Marriage and motherhood are conditions fraught with questions of identity: who am I -- a wife, a mother, a woman? Am I still the same girl "I was when I thought/ I was the ugly daughter..." . "She became a sink./ She became a blind./ She became a styrofoam coffee cup./...She became the mother who was at work at work,/ at work at home/ at work at the shore/ so her children never saw her/ without a pencil tucked behind her ear." (Becoming the Mother)

Does growing up mean giving up on the addled inspiration of youth?

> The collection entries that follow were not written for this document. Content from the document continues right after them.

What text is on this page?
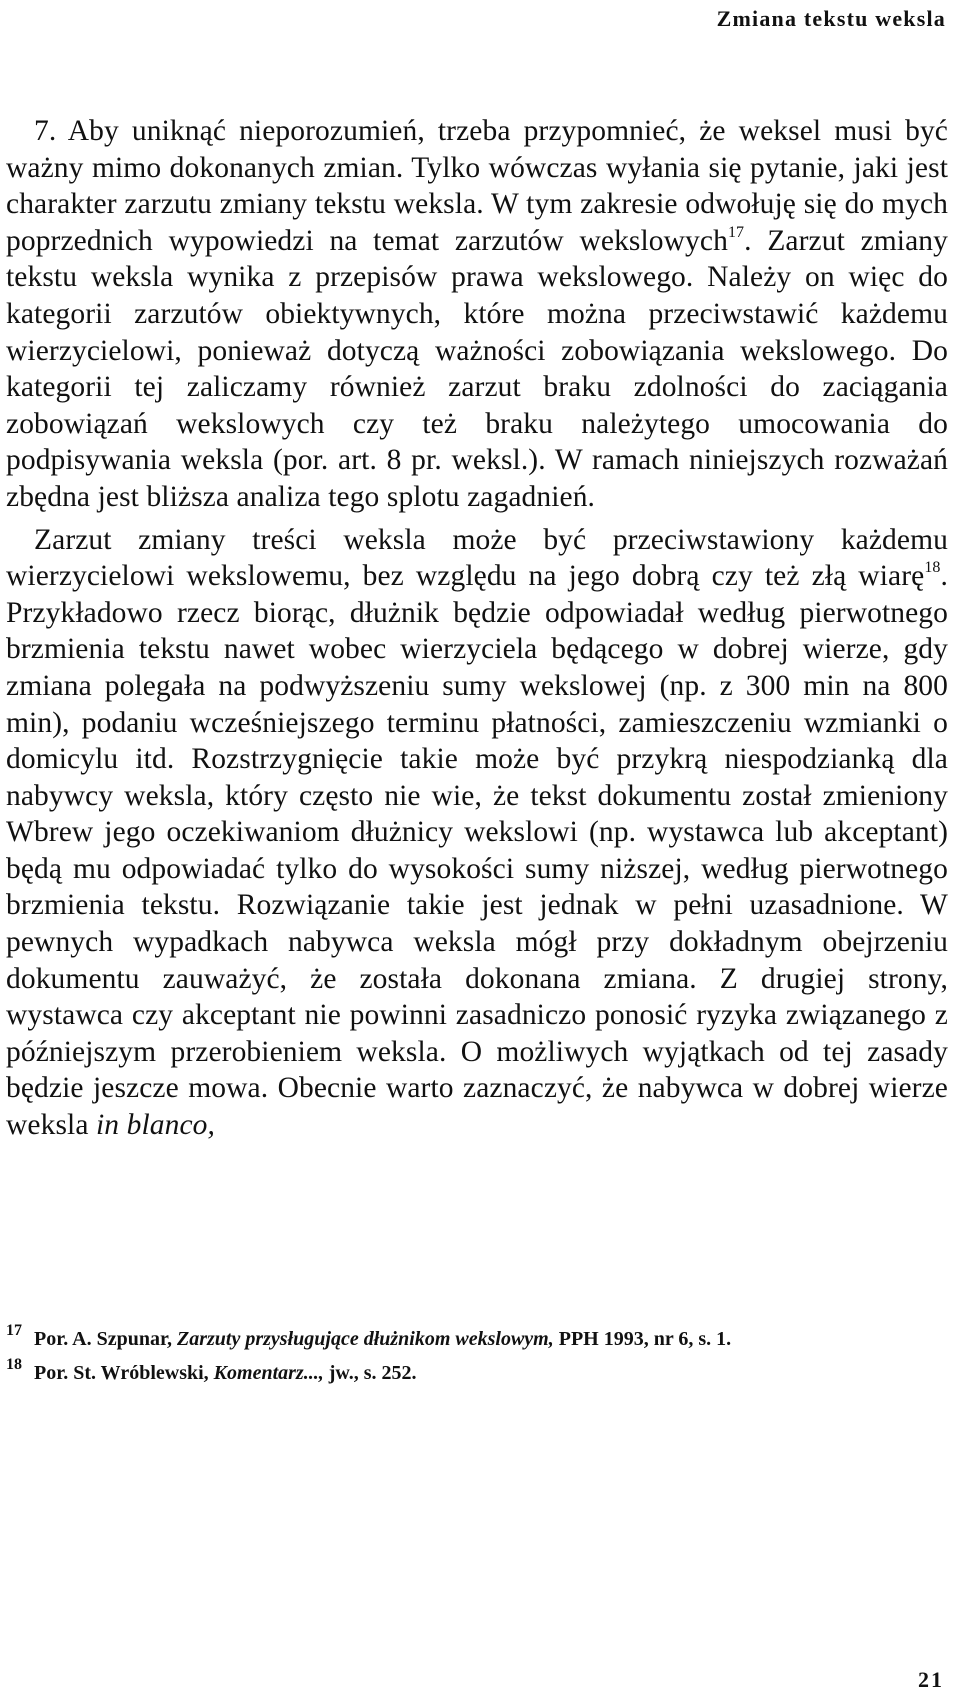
Zmiana tekstu weksla

7. Aby uniknąć nieporozumień, trzeba przypomnieć, że weksel musi być ważny mimo dokonanych zmian. Tylko wówczas wyłania się pytanie, jaki jest charakter zarzutu zmiany tekstu weksla. W tym zakresie odwołuję się do mych poprzednich wypowiedzi na temat zarzutów wekslowych$^{17}$. Zarzut zmiany tekstu weksla wynika z przepisów prawa wekslowego. Należy on więc do kategorii zarzutów obiektywnych, które można przeciwstawić każdemu wierzycielowi, ponieważ dotyczą ważności zobowiązania wekslowego. Do kategorii tej zaliczamy również zarzut braku zdolności do zaciągania zobowiązań wekslowych czy też braku należytego umocowania do podpisywania weksla (por. art. 8 pr. weksl.). W ramach niniejszych rozważań zbędna jest bliższa analiza tego splotu zagadnień.

Zarzut zmiany treści weksla może być przeciwstawiony każdemu wierzycielowi wekslowemu, bez względu na jego dobrą czy też złą wiarę$^{18}$. Przykładowo rzecz biorąc, dłużnik będzie odpowiadał według pierwotnego brzmienia tekstu nawet wobec wierzyciela będącego w dobrej wierze, gdy zmiana polegała na podwyższeniu sumy wekslowej (np. z 300 min na 800 min), podaniu wcześniejszego terminu płatności, zamieszczeniu wzmianki o domicylu itd. Rozstrzygnięcie takie może być przykrą niespodzianką dla nabywcy weksla, który często nie wie, że tekst dokumentu został zmieniony Wbrew jego oczekiwaniom dłużnicy wekslowi (np. wystawca lub akceptant) będą mu odpowiadać tylko do wysokości sumy niższej, według pierwotnego brzmienia tekstu. Rozwiązanie takie jest jednak w pełni uzasadnione. W pewnych wypadkach nabywca weksla mógł przy dokładnym obejrzeniu dokumentu zauważyć, że została dokonana zmiana. Z drugiej strony, wystawca czy akceptant nie powinni zasadniczo ponosić ryzyka związanego z późniejszym przerobieniem weksla. O możliwych wyjątkach od tej zasady będzie jeszcze mowa. Obecnie warto zaznaczyć, że nabywca w dobrej wierze weksla in blanco,

17 Por. A. Szpunar, Zarzuty przysługujące dłużnikom wekslowym, PPH 1993, nr 6, s. 1.
18 Por. St. Wróblewski, Komentarz..., jw., s. 252.
21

Even as maturity provides Hahn with the insight that "the spirit nestles in the mundane/ not the fantastic," still she wants as a poet "to go where the hysteric resides,/ the spinning a child knows/ when she twirls around till air and earth/ are inebriated..." In fact, these poems are often about wanting; I want and I need crop up over and over: "I want to return to the high chair/...I want to see my mother's face become radiant" ; "...I need the taste of plum/ on my hands, my chin, his lips" ; "I need to return to the Chinese women poets./ The flat language/ of pine and orchid/...always wanting."

In Mosquito & Ant, Hahn does return to the mode of those women poets, writing poems in the form of correspondence with a woman friend: "Dearest L, my lovely older sister,/ I suggest to you what to say/ to a former lover?/ With two children my own longing often/ feels alien..." These poems explore Hahn's identity as a poet, as an individual who exists beyond the roles of wife and mother, and at times they echo the meditative, classical mood of her "Immortal Sisters": "I send these words to you/across the frozen continent,/ through waning light/ and steam rising off rivers."